The tech sector is no longer the hottest place to be on the stock market. Initial public offerings (IPOs) have plummeted in tech in 2015, putting the sector behind health care and financial companies.
TechCrunch is calling is the “worst year for tech IPOs since 2009.”
The U.S. IPO market has remained strong in 2015, with a total of 169 companies raising $29.9 billion from new public offerings, according to Renaissance Capital’s data base.
But unlike the last few years, the tech sector only made up 14 percent of IPOs in 2015, down from an average of 25 percent per year from 2009 to 2014. Unlike the 55 new tech IPOs in 2014 that raised over $35 billion, there have only been 23 new tech issues, raising a paltry $4.2 billion in 2015.
The total return from investing in new tech deals this year has only been 1 percent. But that has still been better than investing in the Standard & Poor’s 500 Stock Index, which fell by -3.79 percent for the week ending December 11, and is down about 2.26 percent for 2015.
About half of the tech companies that went public in 2015 are tracking for negative returns on their stock price,–including Etsy, which slumped by 41 percent. A number of other highly anticipated tech IPOs in 2015 had to cut their expected offering prices substantially to complete their launch. Box and Square both had to cut their new issue price to below what venture capital investors had paid when the companies were still private.
Health care dominated 2015 by taking a 46 percent market share, with 78 successfully completed deals raising over $6.7 billion. Finance raised the second largest amount of cash, with 23 deals generating $5.1 billion in proceeds.

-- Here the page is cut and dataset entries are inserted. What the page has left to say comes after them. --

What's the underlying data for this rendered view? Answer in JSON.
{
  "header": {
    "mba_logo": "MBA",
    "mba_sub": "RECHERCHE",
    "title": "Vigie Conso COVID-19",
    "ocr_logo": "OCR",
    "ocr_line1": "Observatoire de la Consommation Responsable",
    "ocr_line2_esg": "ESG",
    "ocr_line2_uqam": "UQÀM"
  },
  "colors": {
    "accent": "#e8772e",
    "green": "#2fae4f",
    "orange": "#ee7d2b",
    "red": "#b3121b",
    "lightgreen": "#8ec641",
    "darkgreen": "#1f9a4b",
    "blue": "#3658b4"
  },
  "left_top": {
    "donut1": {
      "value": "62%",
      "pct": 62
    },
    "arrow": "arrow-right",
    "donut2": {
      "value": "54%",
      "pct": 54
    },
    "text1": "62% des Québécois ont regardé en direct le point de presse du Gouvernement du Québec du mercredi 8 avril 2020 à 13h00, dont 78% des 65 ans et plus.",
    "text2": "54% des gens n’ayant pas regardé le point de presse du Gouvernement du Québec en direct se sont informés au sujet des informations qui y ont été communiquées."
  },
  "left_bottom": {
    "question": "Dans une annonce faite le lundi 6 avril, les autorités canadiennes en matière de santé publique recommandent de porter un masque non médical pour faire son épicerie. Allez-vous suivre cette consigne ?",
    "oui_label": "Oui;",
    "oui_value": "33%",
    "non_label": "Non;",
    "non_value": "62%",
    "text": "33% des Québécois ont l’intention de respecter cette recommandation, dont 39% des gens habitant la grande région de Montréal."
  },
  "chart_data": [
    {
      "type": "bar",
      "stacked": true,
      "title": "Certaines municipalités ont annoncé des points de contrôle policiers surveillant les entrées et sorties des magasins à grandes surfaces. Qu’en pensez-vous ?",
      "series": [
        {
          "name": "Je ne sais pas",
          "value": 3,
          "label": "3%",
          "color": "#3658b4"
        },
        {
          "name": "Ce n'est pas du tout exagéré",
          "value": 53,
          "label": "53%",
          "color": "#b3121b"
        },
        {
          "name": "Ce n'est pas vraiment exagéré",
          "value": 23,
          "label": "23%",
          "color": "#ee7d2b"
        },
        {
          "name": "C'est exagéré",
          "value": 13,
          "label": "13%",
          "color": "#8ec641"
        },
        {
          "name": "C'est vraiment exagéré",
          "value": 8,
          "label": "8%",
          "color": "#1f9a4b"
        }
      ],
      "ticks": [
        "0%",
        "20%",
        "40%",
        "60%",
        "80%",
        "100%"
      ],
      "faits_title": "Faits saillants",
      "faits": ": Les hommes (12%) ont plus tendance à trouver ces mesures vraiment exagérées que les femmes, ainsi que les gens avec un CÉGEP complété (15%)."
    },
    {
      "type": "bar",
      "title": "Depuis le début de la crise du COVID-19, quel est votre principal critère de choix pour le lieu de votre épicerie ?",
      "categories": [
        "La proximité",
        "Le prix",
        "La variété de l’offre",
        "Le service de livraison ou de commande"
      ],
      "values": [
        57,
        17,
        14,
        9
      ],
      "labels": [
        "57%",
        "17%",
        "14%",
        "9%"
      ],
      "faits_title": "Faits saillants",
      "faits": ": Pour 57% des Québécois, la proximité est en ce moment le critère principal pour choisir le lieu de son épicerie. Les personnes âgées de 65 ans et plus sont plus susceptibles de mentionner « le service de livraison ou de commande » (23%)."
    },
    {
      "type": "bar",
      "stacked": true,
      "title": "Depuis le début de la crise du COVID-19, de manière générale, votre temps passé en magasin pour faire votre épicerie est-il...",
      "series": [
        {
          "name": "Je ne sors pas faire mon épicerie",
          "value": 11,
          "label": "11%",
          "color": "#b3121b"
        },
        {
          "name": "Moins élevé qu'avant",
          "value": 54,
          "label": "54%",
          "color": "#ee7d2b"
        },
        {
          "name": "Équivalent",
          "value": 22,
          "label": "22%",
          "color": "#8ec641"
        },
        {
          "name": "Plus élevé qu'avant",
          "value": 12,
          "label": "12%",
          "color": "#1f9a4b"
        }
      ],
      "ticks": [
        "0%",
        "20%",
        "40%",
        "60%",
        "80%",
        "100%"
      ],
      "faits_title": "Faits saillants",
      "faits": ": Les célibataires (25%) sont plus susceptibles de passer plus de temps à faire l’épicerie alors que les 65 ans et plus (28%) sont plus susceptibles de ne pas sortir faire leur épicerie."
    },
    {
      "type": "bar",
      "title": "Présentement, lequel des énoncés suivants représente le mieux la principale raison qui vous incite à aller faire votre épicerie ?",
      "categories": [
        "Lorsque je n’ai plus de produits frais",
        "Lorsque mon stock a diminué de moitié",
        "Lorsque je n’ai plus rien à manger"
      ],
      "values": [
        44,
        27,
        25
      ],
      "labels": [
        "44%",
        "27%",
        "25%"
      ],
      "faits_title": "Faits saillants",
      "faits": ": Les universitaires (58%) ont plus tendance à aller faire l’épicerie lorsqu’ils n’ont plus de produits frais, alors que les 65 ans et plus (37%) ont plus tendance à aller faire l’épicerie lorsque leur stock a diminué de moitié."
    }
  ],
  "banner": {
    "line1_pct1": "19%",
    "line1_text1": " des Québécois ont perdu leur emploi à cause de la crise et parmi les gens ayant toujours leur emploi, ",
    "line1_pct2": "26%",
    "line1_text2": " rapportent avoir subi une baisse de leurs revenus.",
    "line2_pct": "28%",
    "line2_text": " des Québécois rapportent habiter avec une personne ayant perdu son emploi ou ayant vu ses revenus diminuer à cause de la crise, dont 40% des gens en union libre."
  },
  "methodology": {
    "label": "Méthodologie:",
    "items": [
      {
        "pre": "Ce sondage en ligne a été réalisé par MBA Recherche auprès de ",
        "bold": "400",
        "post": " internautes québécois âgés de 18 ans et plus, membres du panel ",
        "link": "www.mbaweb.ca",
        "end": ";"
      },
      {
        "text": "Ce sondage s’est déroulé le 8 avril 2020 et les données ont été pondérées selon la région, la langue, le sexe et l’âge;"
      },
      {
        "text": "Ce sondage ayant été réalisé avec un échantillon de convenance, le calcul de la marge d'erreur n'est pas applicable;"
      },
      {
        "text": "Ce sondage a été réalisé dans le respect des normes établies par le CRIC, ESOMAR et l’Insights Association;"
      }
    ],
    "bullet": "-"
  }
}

Some analysts claim that tech companies have been able to raise all the cash they need through private venture capital deals, such as the 131 “unicorns” that report having billion-dollar-plus private equity valuations. But that seems to be countered by the fact that 57 companies that were trying to go public cancelled their IPOs in 2015 after they had already paid the expenses to register with the Securities & Exchange Commission.
According to the Gartner Group, the tech sector may be in the late stages of a “Hype Cycle,” similar to how tech IPOs began shrinking 1999 and 2007 just before the tech markets plunged.